Accumulated Feedback on PRI #396

This page is a compilation of formal public feedback received so far. See Feedback for further information on this issue, how to discuss it, and how to provide feedback.

Date/Time: Wed Jul 3 19:10:38 CDT 2019
Name: Johan Curcio Lindström
Report Type: Error Report
Opt Subject: ARABIC NUMBER SIGN Control or Prepend in UAX #29

Hello,

When implementing the extended grapheme cluster segmentation algorithm, I
noticed what appears to be a mistake in the specification.

The ARABIC NUMBER SIGN code point (U+0600) belongs to the Format general
category, which means that it will have a Grapheme_Cluster_Break of Control.
Since it also has Prepended_Concatenation_Mark = Yes, it could also be
considered for the Prepend value, but the specification states that Control
wins because it is higher up in the table.

GB4 states that we break after Control and GB9b that we don't break after
Prepend. Since Control won out, we should not break after ARABIC NUMBER
SIGN. The provided test cases in GraphemeBreakTest.txt expect a break after
this code point and the tables in GraphemeBreakProperty.txt include it under
Prepend and not under Control.

This seems true for a range of code points in Prepend in fact, but only
U+0600 is part of the tests so that's why I mention it.

Is there a part of the specification that I'm missing?

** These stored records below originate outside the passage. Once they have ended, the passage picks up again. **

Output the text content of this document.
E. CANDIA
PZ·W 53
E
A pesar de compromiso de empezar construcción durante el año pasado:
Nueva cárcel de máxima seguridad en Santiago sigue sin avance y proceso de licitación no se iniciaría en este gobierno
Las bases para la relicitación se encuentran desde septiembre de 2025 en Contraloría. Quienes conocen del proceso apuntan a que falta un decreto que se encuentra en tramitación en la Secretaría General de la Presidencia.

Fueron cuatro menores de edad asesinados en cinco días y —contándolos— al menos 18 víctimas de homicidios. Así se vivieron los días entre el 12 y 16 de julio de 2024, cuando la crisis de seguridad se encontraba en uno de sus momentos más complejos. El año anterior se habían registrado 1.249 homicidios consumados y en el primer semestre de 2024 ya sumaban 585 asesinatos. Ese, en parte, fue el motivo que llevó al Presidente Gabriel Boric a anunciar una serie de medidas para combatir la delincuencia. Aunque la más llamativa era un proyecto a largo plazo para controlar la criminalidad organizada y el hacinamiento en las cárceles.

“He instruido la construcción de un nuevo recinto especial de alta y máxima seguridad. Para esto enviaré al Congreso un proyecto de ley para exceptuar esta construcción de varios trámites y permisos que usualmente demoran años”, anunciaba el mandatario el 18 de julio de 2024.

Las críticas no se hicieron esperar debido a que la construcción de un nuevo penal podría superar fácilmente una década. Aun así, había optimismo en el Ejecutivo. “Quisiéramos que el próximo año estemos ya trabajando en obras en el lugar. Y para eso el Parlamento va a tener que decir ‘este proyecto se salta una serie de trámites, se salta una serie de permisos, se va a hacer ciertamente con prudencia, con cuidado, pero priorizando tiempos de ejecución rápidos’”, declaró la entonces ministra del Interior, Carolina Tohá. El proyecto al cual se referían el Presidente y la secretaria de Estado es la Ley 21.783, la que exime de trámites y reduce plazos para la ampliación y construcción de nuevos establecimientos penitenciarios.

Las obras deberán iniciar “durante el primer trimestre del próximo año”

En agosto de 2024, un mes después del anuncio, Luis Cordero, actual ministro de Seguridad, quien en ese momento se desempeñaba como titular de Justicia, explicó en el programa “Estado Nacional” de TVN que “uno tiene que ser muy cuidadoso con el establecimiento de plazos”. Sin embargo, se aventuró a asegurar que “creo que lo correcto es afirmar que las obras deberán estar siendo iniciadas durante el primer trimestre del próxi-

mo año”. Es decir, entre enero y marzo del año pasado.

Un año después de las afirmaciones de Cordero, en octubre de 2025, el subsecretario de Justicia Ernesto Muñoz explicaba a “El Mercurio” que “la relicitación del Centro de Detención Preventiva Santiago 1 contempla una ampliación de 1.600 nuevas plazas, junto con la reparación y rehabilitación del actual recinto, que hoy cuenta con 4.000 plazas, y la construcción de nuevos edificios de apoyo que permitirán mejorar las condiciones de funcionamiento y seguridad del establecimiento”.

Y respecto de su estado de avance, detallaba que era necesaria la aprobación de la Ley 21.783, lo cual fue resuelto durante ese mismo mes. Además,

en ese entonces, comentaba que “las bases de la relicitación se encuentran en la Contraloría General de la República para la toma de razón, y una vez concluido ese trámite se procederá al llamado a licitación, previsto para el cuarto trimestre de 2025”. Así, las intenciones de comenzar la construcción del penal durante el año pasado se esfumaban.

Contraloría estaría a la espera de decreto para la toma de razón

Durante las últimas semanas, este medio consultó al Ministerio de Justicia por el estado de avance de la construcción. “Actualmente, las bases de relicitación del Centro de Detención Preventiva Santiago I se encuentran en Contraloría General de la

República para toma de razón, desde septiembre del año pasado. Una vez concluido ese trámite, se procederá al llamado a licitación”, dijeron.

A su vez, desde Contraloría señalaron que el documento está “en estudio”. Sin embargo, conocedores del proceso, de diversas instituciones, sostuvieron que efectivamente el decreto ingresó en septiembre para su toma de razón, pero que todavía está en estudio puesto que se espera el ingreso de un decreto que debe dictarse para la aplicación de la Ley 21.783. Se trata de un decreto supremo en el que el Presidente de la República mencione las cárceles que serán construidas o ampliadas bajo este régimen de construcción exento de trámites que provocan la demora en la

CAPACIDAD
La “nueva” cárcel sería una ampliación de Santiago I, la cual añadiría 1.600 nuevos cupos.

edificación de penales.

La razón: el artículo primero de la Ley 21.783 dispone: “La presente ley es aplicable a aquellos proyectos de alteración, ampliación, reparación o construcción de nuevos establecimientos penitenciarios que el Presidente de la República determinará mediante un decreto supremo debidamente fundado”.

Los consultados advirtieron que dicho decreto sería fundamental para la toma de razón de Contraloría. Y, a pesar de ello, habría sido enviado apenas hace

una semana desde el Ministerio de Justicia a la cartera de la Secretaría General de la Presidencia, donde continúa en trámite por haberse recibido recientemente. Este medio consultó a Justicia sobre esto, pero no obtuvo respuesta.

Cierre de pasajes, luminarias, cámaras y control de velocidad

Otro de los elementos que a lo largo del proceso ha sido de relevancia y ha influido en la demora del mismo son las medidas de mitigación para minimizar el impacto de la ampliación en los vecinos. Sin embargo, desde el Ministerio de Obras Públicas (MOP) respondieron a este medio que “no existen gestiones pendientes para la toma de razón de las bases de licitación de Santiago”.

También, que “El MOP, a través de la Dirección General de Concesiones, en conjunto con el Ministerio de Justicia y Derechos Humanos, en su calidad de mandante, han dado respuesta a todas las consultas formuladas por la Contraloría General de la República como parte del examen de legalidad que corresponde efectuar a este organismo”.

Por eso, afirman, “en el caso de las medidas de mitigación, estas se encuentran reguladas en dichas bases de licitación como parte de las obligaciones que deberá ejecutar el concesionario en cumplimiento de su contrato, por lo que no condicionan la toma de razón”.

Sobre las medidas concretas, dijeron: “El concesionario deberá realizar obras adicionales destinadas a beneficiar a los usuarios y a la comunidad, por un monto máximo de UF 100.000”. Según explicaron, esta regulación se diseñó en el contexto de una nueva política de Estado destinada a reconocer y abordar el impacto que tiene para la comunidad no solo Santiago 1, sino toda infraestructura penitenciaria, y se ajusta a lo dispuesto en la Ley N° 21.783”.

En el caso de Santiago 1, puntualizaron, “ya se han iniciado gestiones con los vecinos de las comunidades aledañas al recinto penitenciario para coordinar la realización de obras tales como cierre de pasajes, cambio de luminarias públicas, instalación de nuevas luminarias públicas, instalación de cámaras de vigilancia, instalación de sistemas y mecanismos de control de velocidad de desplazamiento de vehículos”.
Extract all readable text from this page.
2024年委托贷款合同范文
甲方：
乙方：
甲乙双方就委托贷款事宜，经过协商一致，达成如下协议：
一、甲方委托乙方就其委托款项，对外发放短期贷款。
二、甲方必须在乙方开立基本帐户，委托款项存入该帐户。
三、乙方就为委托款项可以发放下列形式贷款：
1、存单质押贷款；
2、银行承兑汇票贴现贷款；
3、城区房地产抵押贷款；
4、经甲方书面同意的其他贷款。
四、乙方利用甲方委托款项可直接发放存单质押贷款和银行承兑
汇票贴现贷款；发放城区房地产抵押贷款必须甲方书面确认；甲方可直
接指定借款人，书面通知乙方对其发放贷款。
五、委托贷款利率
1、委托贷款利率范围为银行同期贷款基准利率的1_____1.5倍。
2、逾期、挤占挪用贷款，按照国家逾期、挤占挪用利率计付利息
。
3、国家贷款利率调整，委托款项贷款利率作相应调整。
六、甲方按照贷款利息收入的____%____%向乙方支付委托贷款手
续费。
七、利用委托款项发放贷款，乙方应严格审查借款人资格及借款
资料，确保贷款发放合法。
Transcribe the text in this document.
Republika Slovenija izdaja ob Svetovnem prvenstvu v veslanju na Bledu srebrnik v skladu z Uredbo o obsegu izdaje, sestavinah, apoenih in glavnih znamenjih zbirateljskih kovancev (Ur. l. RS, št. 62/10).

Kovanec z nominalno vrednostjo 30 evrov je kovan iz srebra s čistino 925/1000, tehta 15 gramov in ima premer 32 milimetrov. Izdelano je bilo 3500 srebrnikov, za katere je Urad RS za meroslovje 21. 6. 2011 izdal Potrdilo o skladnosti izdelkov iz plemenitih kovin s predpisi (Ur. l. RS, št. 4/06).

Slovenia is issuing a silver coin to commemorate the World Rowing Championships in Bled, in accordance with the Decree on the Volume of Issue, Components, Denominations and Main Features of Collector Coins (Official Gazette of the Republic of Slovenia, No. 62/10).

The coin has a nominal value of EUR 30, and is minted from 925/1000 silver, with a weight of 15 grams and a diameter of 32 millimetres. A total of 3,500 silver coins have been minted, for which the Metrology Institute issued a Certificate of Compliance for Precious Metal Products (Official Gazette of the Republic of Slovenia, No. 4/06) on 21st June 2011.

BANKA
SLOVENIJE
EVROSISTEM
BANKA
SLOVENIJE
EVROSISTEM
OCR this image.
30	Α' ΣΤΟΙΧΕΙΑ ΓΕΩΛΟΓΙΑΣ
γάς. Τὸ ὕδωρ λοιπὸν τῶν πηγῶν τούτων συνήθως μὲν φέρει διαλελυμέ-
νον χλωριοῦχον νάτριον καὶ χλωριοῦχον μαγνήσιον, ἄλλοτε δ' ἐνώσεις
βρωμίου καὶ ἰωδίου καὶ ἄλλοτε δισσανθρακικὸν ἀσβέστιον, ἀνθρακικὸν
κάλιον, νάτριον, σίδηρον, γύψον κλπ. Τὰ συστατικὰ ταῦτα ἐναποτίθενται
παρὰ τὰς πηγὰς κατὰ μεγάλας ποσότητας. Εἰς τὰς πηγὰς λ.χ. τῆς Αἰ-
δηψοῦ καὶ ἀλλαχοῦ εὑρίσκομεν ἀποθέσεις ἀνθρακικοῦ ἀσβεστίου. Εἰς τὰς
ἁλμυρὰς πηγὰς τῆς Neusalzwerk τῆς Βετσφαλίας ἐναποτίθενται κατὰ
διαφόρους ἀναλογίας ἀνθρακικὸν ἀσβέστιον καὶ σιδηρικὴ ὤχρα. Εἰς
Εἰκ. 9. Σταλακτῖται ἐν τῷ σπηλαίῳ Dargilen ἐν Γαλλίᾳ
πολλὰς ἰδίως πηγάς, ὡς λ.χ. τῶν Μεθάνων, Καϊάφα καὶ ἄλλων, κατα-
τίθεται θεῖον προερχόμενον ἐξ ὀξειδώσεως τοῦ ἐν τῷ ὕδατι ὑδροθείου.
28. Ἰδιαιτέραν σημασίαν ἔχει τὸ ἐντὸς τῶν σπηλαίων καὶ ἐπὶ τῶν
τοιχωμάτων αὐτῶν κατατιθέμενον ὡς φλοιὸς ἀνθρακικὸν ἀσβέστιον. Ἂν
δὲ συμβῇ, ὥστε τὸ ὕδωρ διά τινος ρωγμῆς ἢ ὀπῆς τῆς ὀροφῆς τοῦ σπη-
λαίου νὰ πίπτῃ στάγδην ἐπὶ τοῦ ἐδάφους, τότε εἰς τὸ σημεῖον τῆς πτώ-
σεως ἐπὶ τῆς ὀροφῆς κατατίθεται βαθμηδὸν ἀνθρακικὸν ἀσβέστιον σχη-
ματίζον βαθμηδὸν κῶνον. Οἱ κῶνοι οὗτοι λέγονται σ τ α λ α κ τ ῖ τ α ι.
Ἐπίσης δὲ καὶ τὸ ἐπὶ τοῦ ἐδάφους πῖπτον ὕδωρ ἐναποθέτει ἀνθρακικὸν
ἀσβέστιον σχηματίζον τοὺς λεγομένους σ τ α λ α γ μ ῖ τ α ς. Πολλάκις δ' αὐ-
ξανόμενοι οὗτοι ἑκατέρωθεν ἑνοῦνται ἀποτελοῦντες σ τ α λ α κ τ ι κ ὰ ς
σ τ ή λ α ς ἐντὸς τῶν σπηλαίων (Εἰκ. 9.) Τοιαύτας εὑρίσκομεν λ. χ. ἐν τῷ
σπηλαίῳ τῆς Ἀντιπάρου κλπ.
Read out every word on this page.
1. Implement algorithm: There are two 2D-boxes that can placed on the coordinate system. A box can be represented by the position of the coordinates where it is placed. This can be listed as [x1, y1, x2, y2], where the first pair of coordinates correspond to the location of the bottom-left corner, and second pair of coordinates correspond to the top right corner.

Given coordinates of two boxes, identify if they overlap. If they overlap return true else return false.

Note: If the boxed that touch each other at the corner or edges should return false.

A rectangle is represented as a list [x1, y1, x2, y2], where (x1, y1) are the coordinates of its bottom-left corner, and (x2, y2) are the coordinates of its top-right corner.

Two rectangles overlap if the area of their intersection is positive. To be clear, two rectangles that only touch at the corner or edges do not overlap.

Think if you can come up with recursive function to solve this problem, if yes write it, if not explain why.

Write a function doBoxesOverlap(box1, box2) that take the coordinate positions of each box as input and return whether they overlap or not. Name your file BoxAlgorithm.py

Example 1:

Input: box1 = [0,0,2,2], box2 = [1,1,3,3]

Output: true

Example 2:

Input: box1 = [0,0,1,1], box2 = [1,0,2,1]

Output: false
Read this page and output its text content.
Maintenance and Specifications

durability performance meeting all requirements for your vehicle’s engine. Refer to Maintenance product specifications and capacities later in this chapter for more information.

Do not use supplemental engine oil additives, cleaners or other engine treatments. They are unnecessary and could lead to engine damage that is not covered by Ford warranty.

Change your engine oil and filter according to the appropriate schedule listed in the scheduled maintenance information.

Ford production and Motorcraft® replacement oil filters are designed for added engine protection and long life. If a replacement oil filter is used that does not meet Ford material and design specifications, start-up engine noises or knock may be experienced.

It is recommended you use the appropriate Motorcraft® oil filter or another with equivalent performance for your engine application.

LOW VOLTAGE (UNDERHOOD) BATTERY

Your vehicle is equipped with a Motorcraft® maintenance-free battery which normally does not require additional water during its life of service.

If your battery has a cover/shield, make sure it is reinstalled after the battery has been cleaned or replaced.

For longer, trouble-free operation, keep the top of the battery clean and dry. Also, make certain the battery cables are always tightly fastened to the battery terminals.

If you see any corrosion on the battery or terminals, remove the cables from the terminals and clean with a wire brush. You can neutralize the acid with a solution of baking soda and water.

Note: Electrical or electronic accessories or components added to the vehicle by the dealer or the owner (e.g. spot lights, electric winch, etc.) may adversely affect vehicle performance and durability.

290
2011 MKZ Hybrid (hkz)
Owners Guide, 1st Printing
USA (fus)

It is also a bit unclear what the difference between the GB* rules that use
the Any value and just leaving one side blank is, e.g., "sot ÷ Any" vs. " ×
SpacingMark". Why is GB1 not written as "sot ÷ " or GB9a not as "Any ×
SpacingMark"?

Date/Time: Sat Jul 6 16:57:48 CDT 2019
Name: Charlotte Buff
Report Type: Error Report
Opt Subject: Line-Break Behaviour of Emoji Modifier Sequences

In Revision 33 of UAX #29 (Unicode Text Segmentation), the rules governing
emoji modifier sequences were simplified. In particular, emoji modifiers are
now considered generic extenders. This change has not carried over to the
line breaking algorithm, however, which still relies on the Emoji_Modifier
and Emoji_Modifier_Base properties. As a consequence, certain sequences of
characters now form a single grapheme cluster, but still theoretically allow
line breaks inside of them, which isn’t very sensible.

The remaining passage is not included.